Кристиан определенно не понимал, что он делает жену несчастной. Бывают такие люди, которые не видят дальше собственного носа. Роза могла бы ему объяснить, что ей не мила вовсе не жизнь как таковая, а ее жизнь, та жизнь, которую ей приходится вести рядом с ним. Но сумел бы он уловить разницу?
– Это просто слова, – развела она руками. – Я иногда записываю чужие мысли и цитаты, которые кажутся мне красивыми.
– Кажутся тебе красивыми? – ехидно передразнил он. – Слишком много у тебя свободного времени, вот в чем дело.
Он презрительно покосился на четвертую сторонку обложки, где была напечатана аннотация: «Эмма Руо, воспитанная в монастыре, мечтает о сказочной жизни, как у принцесс со страниц слащавых любовных романов, которые она от скуки глотает один за другим. Она выходит замуж за доктора Бовари, но жизнь с ним для нее скучна и монотонна, а большего он не может ей дать…»
Кристиан швырнул книгу на пол, разве что не плюнув ей вслед, и ушел в другую комнату. Роза наклонилась и бережно, словно раненую птичку в ладони, подобрала роман в красивой обложке, раскрывшийся от удара о пол. Она не могла понять, откуда в этом мужчине столько злобы. Откуда столько ожесточения в человеке, которого она выбрала себе в мужья, с которым решила связать свою жизнь до конца дней. Книгу она положила на этажерку в гостиной, села на диван и слушала доносившийся из спальни храп Кристиана, а потом и сама пошла спать.
«Кто любит жизнь, не читает книги». Для Розы чтение было убежищем, куда можно сбежать, чтобы попытаться забыть о мрачной, тусклой, унылой жизни, на которую она сама подписалась, шагнув в ловушку супружеского быта, выстроенного вокруг нее мужем. В противовес этому она могла лишь отправиться в мир удивительных приключений, не покидая собственного дивана.
Роза перечитывала «Илиаду», снова и снова возвращалась к «Трем мушкетерам», бродила с Ирвингом по Альгамбре. Это параллельное существование, которое она научилась вести с детских лет, теперь спасало ее от погибели.
Она наконец поняла, почему ее мать не бросила работу после свадьбы – чтобы выходить в люди, общаться с ними, не сидеть дома в одиночестве, ожидая, когда вернется муж, которому только и нужно от жены, чтобы та ставила перед ним полную тарелку да раздвигала ноги.

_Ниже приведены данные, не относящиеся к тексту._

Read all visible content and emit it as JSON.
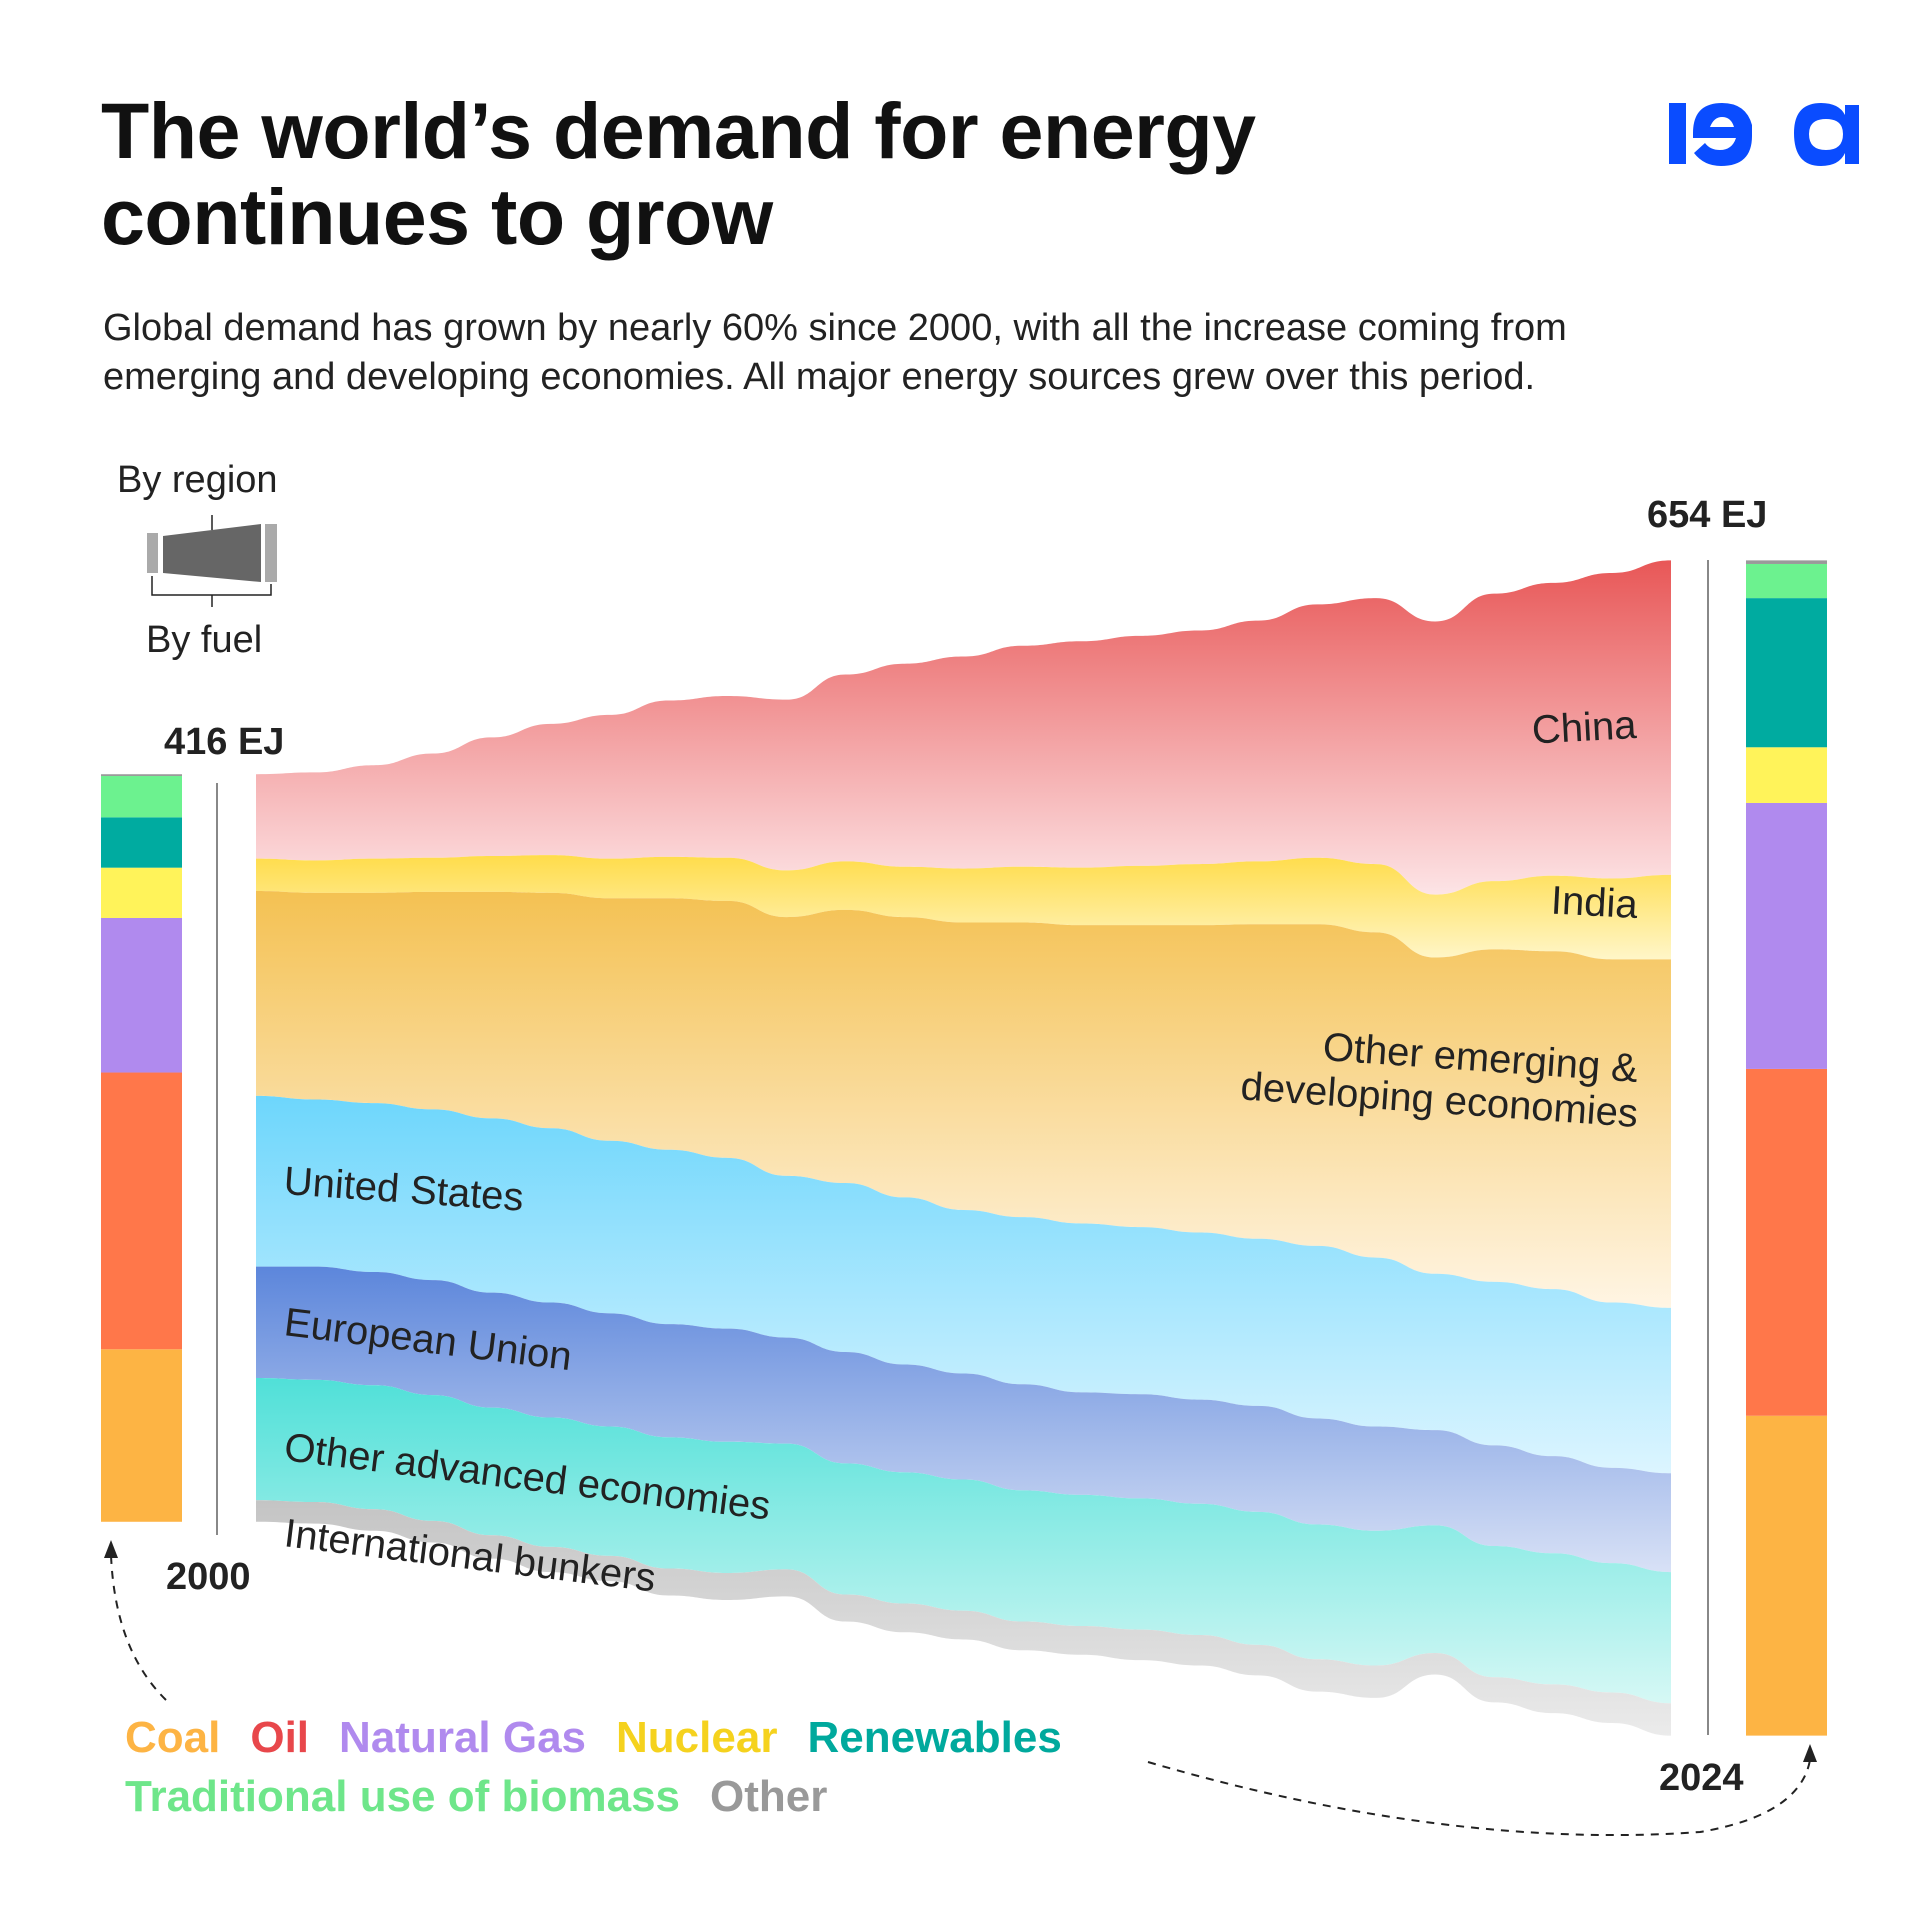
{
  "title_line1": "The world’s demand for energy",
  "title_line2": "continues to grow",
  "subtitle_line1": "Global demand has grown by nearly 60% since 2000, with all the increase coming from",
  "subtitle_line2": "emerging and developing economies. All major energy sources grew over this period.",
  "logo_text": "iea",
  "logo_color": "#0a4cff",
  "key": {
    "by_region": "By region",
    "by_fuel": "By fuel"
  },
  "chart_data": {
    "type": "area",
    "subtype": "streamgraph with stacked fuel bars at ends",
    "unit": "EJ",
    "years": [
      2000,
      2001,
      2002,
      2003,
      2004,
      2005,
      2006,
      2007,
      2008,
      2009,
      2010,
      2011,
      2012,
      2013,
      2014,
      2015,
      2016,
      2017,
      2018,
      2019,
      2020,
      2021,
      2022,
      2023,
      2024
    ],
    "start_label": "2000",
    "end_label": "2024",
    "start_total_label": "416 EJ",
    "end_total_label": "654 EJ",
    "regions": [
      {
        "name": "China",
        "color_top": "#e85757",
        "color_bottom": "#fde4e6",
        "values": [
          47,
          49,
          52,
          58,
          66,
          73,
          80,
          87,
          90,
          95,
          104,
          113,
          118,
          123,
          126,
          128,
          130,
          134,
          141,
          148,
          152,
          160,
          163,
          170,
          175
        ]
      },
      {
        "name": "India",
        "color_top": "#ffdc4a",
        "color_bottom": "#fff6c8",
        "values": [
          18,
          18,
          19,
          19,
          20,
          21,
          22,
          23,
          24,
          26,
          27,
          28,
          30,
          31,
          32,
          33,
          34,
          35,
          37,
          38,
          35,
          38,
          42,
          45,
          47
        ]
      },
      {
        "name": "Other emerging &",
        "name2": "developing economies",
        "color_top": "#f4c152",
        "color_bottom": "#fff5e4",
        "values": [
          114,
          115,
          117,
          121,
          126,
          131,
          135,
          140,
          143,
          144,
          152,
          156,
          160,
          164,
          166,
          168,
          171,
          175,
          179,
          181,
          176,
          185,
          188,
          191,
          194
        ]
      },
      {
        "name": "United States",
        "color_top": "#6dd6fc",
        "color_bottom": "#dcf5ff",
        "values": [
          95,
          93,
          94,
          95,
          97,
          97,
          96,
          97,
          95,
          90,
          94,
          93,
          91,
          93,
          94,
          93,
          93,
          93,
          96,
          94,
          87,
          91,
          93,
          92,
          92
        ]
      },
      {
        "name": "European Union",
        "color_top": "#5c86db",
        "color_bottom": "#d8e1f6",
        "values": [
          62,
          63,
          63,
          64,
          64,
          64,
          63,
          63,
          63,
          59,
          62,
          60,
          59,
          59,
          57,
          58,
          58,
          59,
          59,
          58,
          53,
          56,
          54,
          53,
          55
        ]
      },
      {
        "name": "Other advanced economies",
        "color_top": "#50e0d8",
        "color_bottom": "#d6f8f5",
        "values": [
          68,
          68,
          69,
          70,
          71,
          72,
          72,
          73,
          73,
          70,
          73,
          73,
          73,
          73,
          73,
          73,
          73,
          74,
          75,
          75,
          71,
          73,
          73,
          72,
          73
        ]
      },
      {
        "name": "International bunkers",
        "color_top": "#c4c4c4",
        "color_bottom": "#ebebeb",
        "values": [
          12,
          12,
          12,
          12,
          13,
          14,
          14,
          15,
          15,
          15,
          15,
          16,
          16,
          16,
          16,
          17,
          17,
          17,
          18,
          18,
          12,
          14,
          16,
          17,
          18
        ]
      }
    ],
    "fuels": [
      {
        "name": "Coal",
        "color": "#fdb444",
        "start": 96,
        "end": 178
      },
      {
        "name": "Oil",
        "color": "#ff774a",
        "start": 154,
        "end": 193
      },
      {
        "name": "Natural Gas",
        "color": "#b08aee",
        "start": 86,
        "end": 148
      },
      {
        "name": "Nuclear",
        "color": "#fff35a",
        "start": 28,
        "end": 31
      },
      {
        "name": "Renewables",
        "color": "#00aba0",
        "start": 28,
        "end": 83
      },
      {
        "name": "Traditional use of biomass",
        "color": "#6cf28f",
        "start": 23,
        "end": 19
      },
      {
        "name": "Other",
        "color": "#9a9a9a",
        "start": 1,
        "end": 2
      }
    ],
    "legend": [
      {
        "label": "Coal",
        "color": "#fdb444"
      },
      {
        "label": "Oil",
        "color": "#e8474b"
      },
      {
        "label": "Natural Gas",
        "color": "#b08aee"
      },
      {
        "label": "Nuclear",
        "color": "#f5d21e"
      },
      {
        "label": "Renewables",
        "color": "#00a99d"
      },
      {
        "label": "Traditional use of biomass",
        "color": "#6ee68a"
      },
      {
        "label": "Other",
        "color": "#999999"
      }
    ]
  }
}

Дом для Розы превратился в золотую клетку в тюрьму или, если обыграть ее новую фамилию, в метафорические плотины, раздробившие бурную реку на стоячие озёра. С той поры, так же как узница грезит о свободе, как озёра стремятся слиться в полноводный поток, она мечтала лишь об одном – сбежать.

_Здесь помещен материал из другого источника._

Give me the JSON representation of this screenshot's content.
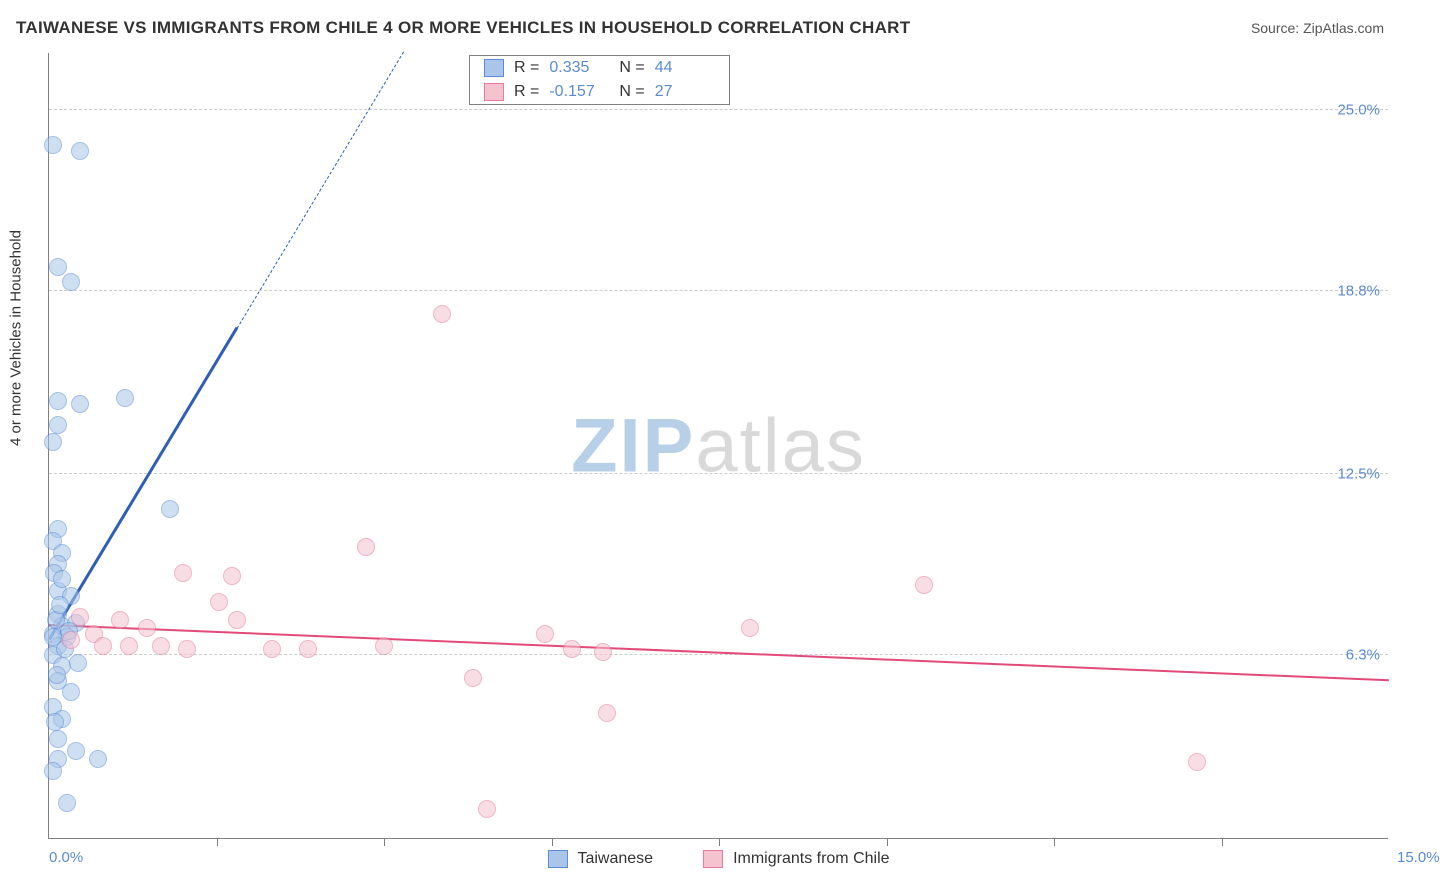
{
  "title": "TAIWANESE VS IMMIGRANTS FROM CHILE 4 OR MORE VEHICLES IN HOUSEHOLD CORRELATION CHART",
  "source": "Source: ZipAtlas.com",
  "watermark": {
    "prefix": "ZIP",
    "suffix": "atlas"
  },
  "ylabel": "4 or more Vehicles in Household",
  "chart": {
    "type": "scatter",
    "xlim": [
      0.0,
      15.0
    ],
    "ylim": [
      0.0,
      27.0
    ],
    "xlim_labels": [
      "0.0%",
      "15.0%"
    ],
    "ytick_labels": [
      "6.3%",
      "12.5%",
      "18.8%",
      "25.0%"
    ],
    "ytick_values": [
      6.3,
      12.5,
      18.8,
      25.0
    ],
    "xtick_count": 8,
    "background_color": "#ffffff",
    "grid_color": "#cccccc",
    "axis_color": "#808080",
    "tick_label_color": "#5b8bd4",
    "marker_radius": 9,
    "marker_opacity": 0.55,
    "series": [
      {
        "name": "Taiwanese",
        "fill_color": "#a9c6e8",
        "stroke_color": "#5b8bd4",
        "R": "0.335",
        "N": "44",
        "trend": {
          "x1": 0.0,
          "y1": 6.8,
          "x2": 2.1,
          "y2": 17.5,
          "color": "#2f5fb5",
          "width": 2.5,
          "extend_dash_to_x": 4.1
        },
        "points": [
          [
            0.05,
            23.8
          ],
          [
            0.35,
            23.6
          ],
          [
            0.1,
            19.6
          ],
          [
            0.25,
            19.1
          ],
          [
            0.1,
            15.0
          ],
          [
            0.35,
            14.9
          ],
          [
            0.85,
            15.1
          ],
          [
            0.1,
            14.2
          ],
          [
            0.05,
            13.6
          ],
          [
            1.35,
            11.3
          ],
          [
            0.1,
            10.6
          ],
          [
            0.05,
            10.2
          ],
          [
            0.15,
            9.8
          ],
          [
            0.1,
            9.4
          ],
          [
            0.1,
            8.5
          ],
          [
            0.25,
            8.3
          ],
          [
            0.1,
            7.7
          ],
          [
            0.15,
            7.3
          ],
          [
            0.3,
            7.4
          ],
          [
            0.05,
            7.0
          ],
          [
            0.2,
            6.9
          ],
          [
            0.1,
            6.6
          ],
          [
            0.05,
            6.3
          ],
          [
            0.15,
            5.9
          ],
          [
            0.1,
            5.4
          ],
          [
            0.25,
            5.0
          ],
          [
            0.05,
            4.5
          ],
          [
            0.15,
            4.1
          ],
          [
            0.1,
            3.4
          ],
          [
            0.3,
            3.0
          ],
          [
            0.1,
            2.7
          ],
          [
            0.55,
            2.7
          ],
          [
            0.05,
            2.3
          ],
          [
            0.2,
            1.2
          ],
          [
            0.05,
            6.9
          ],
          [
            0.08,
            7.5
          ],
          [
            0.12,
            8.0
          ],
          [
            0.18,
            6.5
          ],
          [
            0.22,
            7.1
          ],
          [
            0.06,
            9.1
          ],
          [
            0.14,
            8.9
          ],
          [
            0.07,
            4.0
          ],
          [
            0.33,
            6.0
          ],
          [
            0.09,
            5.6
          ]
        ]
      },
      {
        "name": "Immigrants from Chile",
        "fill_color": "#f5c2cf",
        "stroke_color": "#e77a9a",
        "R": "-0.157",
        "N": "27",
        "trend": {
          "x1": 0.0,
          "y1": 7.3,
          "x2": 15.0,
          "y2": 5.4,
          "color": "#e24a7a",
          "width": 2,
          "extend_dash_to_x": null
        },
        "points": [
          [
            4.4,
            18.0
          ],
          [
            3.55,
            10.0
          ],
          [
            1.5,
            9.1
          ],
          [
            2.05,
            9.0
          ],
          [
            9.8,
            8.7
          ],
          [
            1.9,
            8.1
          ],
          [
            2.1,
            7.5
          ],
          [
            0.8,
            7.5
          ],
          [
            1.1,
            7.2
          ],
          [
            0.5,
            7.0
          ],
          [
            0.35,
            7.6
          ],
          [
            0.25,
            6.8
          ],
          [
            0.6,
            6.6
          ],
          [
            0.9,
            6.6
          ],
          [
            1.25,
            6.6
          ],
          [
            1.55,
            6.5
          ],
          [
            2.5,
            6.5
          ],
          [
            2.9,
            6.5
          ],
          [
            3.75,
            6.6
          ],
          [
            5.55,
            7.0
          ],
          [
            5.85,
            6.5
          ],
          [
            6.2,
            6.4
          ],
          [
            7.85,
            7.2
          ],
          [
            4.75,
            5.5
          ],
          [
            6.25,
            4.3
          ],
          [
            4.9,
            1.0
          ],
          [
            12.85,
            2.6
          ]
        ]
      }
    ]
  },
  "stats_legend": {
    "r_label": "R =",
    "n_label": "N ="
  },
  "bottom_legend": {
    "items": [
      "Taiwanese",
      "Immigrants from Chile"
    ]
  }
}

Кристиан, как будто безразличия, грубости, произвола, достававшихся от него жене, было недостаточно, начал пить, отчего стал еще злее и вульгарнее не только в речах, но и в поступках. Теперь после работы он увязывался в бары за приятелями – записными пьяницами, опытными буянами – и колобродил с ними допоздна, пока жены, уставшие ждать мужей к остывшему ужину, не приходили забрать их по домам. Еще он пристрастился к азартным играм и продувал в карты огромные суммы. Больше в их глуши заняться было нечем после трудовых будней. На землях между М. и П. вырастала молодежь, исправно наследовавшая пороки предыдущих поколений, от алкоголизма до жестокосердия, словно сами Ругон-Маккары, обретая плоть и кровь, шеренгами спускались сюда со страниц книг Эмиля Золя.
Кристиан стал возвращаться еще позже по вечерам. Роза слышала звук мотора трактора, на котором он ездил в бар прямо с полей, и уже знала, что произойдет дальше.
Муж битый час будет открывать дверь и карабкаться по лестнице, то и дело приваливаясь к стене и грязно ругаясь.
Роза будет следить за его продвижениями на слух, глядя широко открытыми глазами во мрак спальни, вжимаясь затылком в подушку, дрожа под одеялом, страшась того, что вот-вот должно случиться. Он с рычанием распахнет дверь, заорет: «РОЗА!!!» Спотыкаясь, доберется до кровати, обрушится на нее мертвым грузом так, что затрясется матрас, отдаваясь дрожью внутри ее костей. Она почувствует его дыхание – тошнотворный перегар, отдающий анисом, – к этой вони примешается запах пота и табака от несвежей одежды, порой сдобренный рвотой.
Если у него еще останутся силы – по счастью, это редкий случай, – он ощупает постель в поисках жены, и его руки обовьются вокруг нее, как змеи. Кристиан никогда не моет руки, возвращаясь домой. «Руки, которые возделывают землю, не бывают грязными», – любит он повторять. Потом мерзкие пальцы облапают ее, истыкают, исцарапают, беспощадно изомнут соски, с неуклюжим усердием полезут под панталоны, и к этому действу прибавятся брошенные в спешке ласковые слова. «Ты такая красивая, – скажет он, хотя даже не видит ее в темноте, и добавит: – Я тебя люблю», хотя понятия не имеет, что это означает. Продолжая что-то бормотать ей на ухо, он войдет в нее пальцами – как в щель почтового ящика, когда надо достать письмо, но лень искать ключ. Ключа от Розы у Кристиана не было и нет – это очевидно. И вот так орудовать пальцами – для него единственный способ овладеть женой, когда он слишком пьян для эрекции.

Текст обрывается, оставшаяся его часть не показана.